Nous publions la seconde partie de l'étude érudite de notre BAF Marc Bianchini, Vénérable-Maître de la Loge Nationale d'Instruction du Rite Standard d'Écosse nous explique pourquoi "L'Art de Mémoire" est nséparable de ma transmission du Rite dans la Maçonnerie écossaise, comme il l'est dans tous les rites aanglo-saxons. Il nous encourage à le pratiquer non comme une récitation, mais en s'appuyant sur la compréhension du sens du Rite, et sur quelques procédés mnémotechniques ... très anciens. Il écrit :
Si je devais résumer la publication précédente, je dirais que cette technique d’apprentissage remontant à l’Antiquité grecque, a été reprise par Cicéron, réutilisée par le biais de la scolastique au Moyen Age et enjolivée, dans le bon sens du terme, à la Renaissance. Elle consistait à mémoriser des images dans des lieux afin de se remémorer des phrases, des textes, des concepts et autres poésies. Nous avons donc essayé, au travers de nouvelles lectures, de retracer la rencontre entre cet Art de la mémoire et la franc-maçonnerie. L’époque qui nous intéresse au premier chef est sans conteste la Renaissance point de jonction entre l’art de la mémoire et la naissance des Loges Schaw.

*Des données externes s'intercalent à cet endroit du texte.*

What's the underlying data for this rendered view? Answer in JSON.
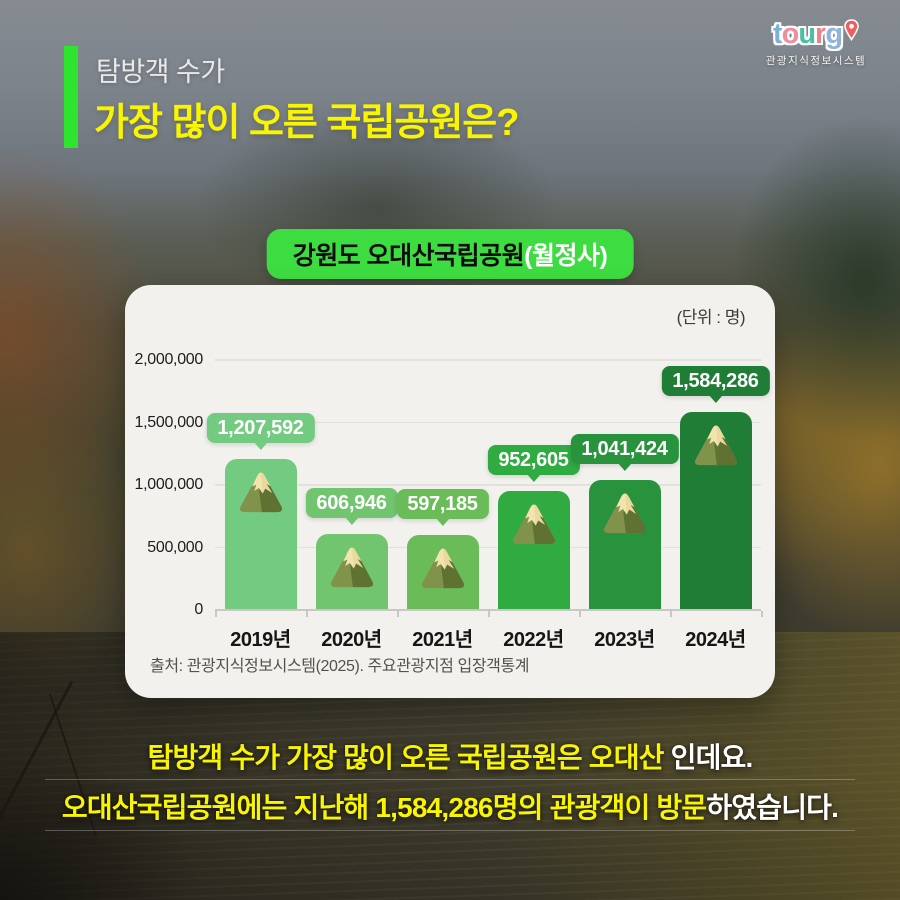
{
  "header": {
    "eyebrow": "탐방객 수가",
    "title": "가장 많이 오른 국립공원은?",
    "accent_color": "#2ee42e",
    "title_color": "#f8f402"
  },
  "logo": {
    "letters": [
      {
        "char": "t",
        "color": "#7fb0d8"
      },
      {
        "char": "o",
        "color": "#ef8d9b"
      },
      {
        "char": "u",
        "color": "#49c0a0"
      },
      {
        "char": "r",
        "color": "#f08089"
      },
      {
        "char": "g",
        "color": "#8fb3da"
      }
    ],
    "pin_color": "#f25c5c",
    "subtext": "관광지식정보시스템"
  },
  "badge": {
    "text_black": "강원도 오대산국립공원",
    "text_white": "(월정사)",
    "bg": "#3ddc41"
  },
  "chart_card": {
    "unit_label": "(단위 : 명)",
    "source": "출처: 관광지식정보시스템(2025). 주요관광지점 입장객통계"
  },
  "chart_data": {
    "type": "bar",
    "title": "강원도 오대산국립공원(월정사) 연도별 탐방객 수",
    "categories": [
      "2019년",
      "2020년",
      "2021년",
      "2022년",
      "2023년",
      "2024년"
    ],
    "values": [
      1207592,
      606946,
      597185,
      952605,
      1041424,
      1584286
    ],
    "data_labels": [
      "1,207,592",
      "606,946",
      "597,185",
      "952,605",
      "1,041,424",
      "1,584,286"
    ],
    "bar_colors": [
      "#73cb81",
      "#70c56e",
      "#6abc59",
      "#2fab42",
      "#28923c",
      "#1f7d35"
    ],
    "xlabel": "",
    "ylabel": "명",
    "ylim": [
      0,
      2000000
    ],
    "yticks": [
      0,
      500000,
      1000000,
      1500000,
      2000000
    ],
    "ytick_labels": [
      "0",
      "500,000",
      "1,000,000",
      "1,500,000",
      "2,000,000"
    ],
    "grid": true,
    "legend": false
  },
  "caption": {
    "line1_highlight": "탐방객 수가 가장 많이 오른 국립공원은 오대산",
    "line1_normal": " 인데요.",
    "line2_highlight": "오대산국립공원에는 지난해 1,584,286명의 관광객이 방문",
    "line2_normal": "하였습니다.",
    "highlight_color": "#f8f402"
  }
}
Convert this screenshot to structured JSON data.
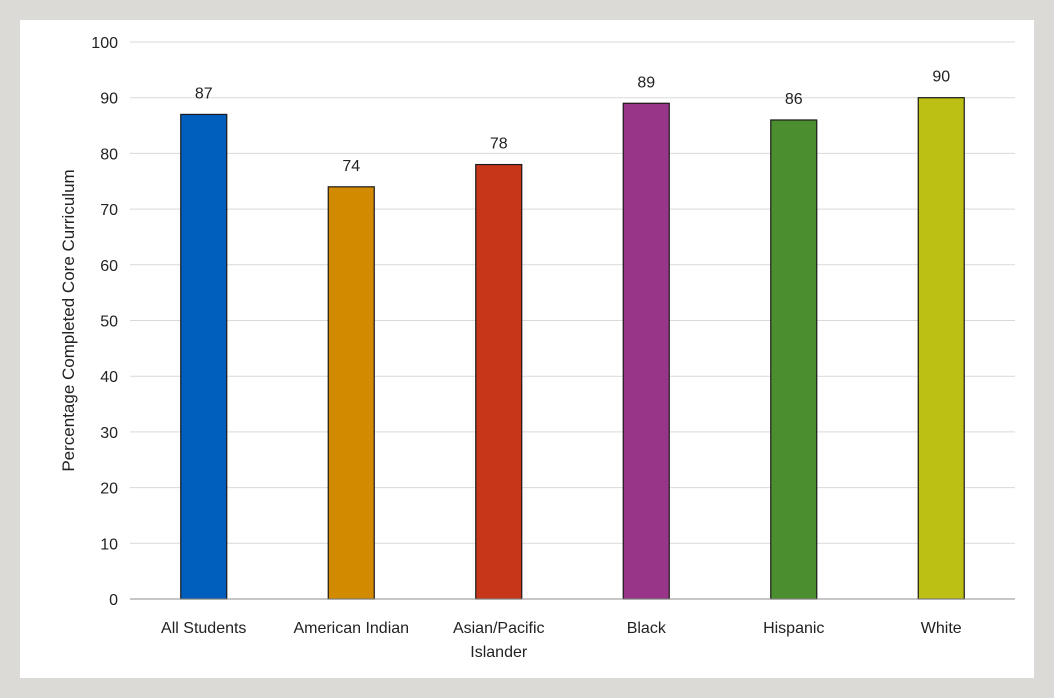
{
  "chart_data": {
    "type": "bar",
    "title": "",
    "xlabel": "",
    "ylabel": "Percentage Completed Core Curriculum",
    "categories": [
      [
        "All Students"
      ],
      [
        "American Indian"
      ],
      [
        "Asian/Pacific",
        "Islander"
      ],
      [
        "Black"
      ],
      [
        "Hispanic"
      ],
      [
        "White"
      ]
    ],
    "values": [
      87,
      74,
      78,
      89,
      86,
      90
    ],
    "colors": [
      "#005ebc",
      "#d28a00",
      "#c8361a",
      "#983589",
      "#4a8e2f",
      "#bcc014"
    ],
    "ylim": [
      0,
      100
    ],
    "yticks": [
      0,
      10,
      20,
      30,
      40,
      50,
      60,
      70,
      80,
      90,
      100
    ],
    "grid": true,
    "legend": "none",
    "data_labels": true
  }
}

Un ancien disait : « Tout est écrit, il suffit de savoir lire ». J’ai donc lu et j’ai repris les bases, et en particulier les Statuts Schaw et plus précisément les seconds, ceux de 1599. En voici trois extraits édifiants :
- article 6. - Il est ordonné, par Monseigneur le Surveillant général, que le surveillant de Kilwinning, seconde loge d’Écosse, choisisse six maîtres parmi les plus parfaits et les plus dignes de rester dans nos mémoires, dans la juridiction [de la loge] pour examiner tous ses maçons sur leur qualification, leur pratique du métier, et l’ancienne Science de la mémoire…….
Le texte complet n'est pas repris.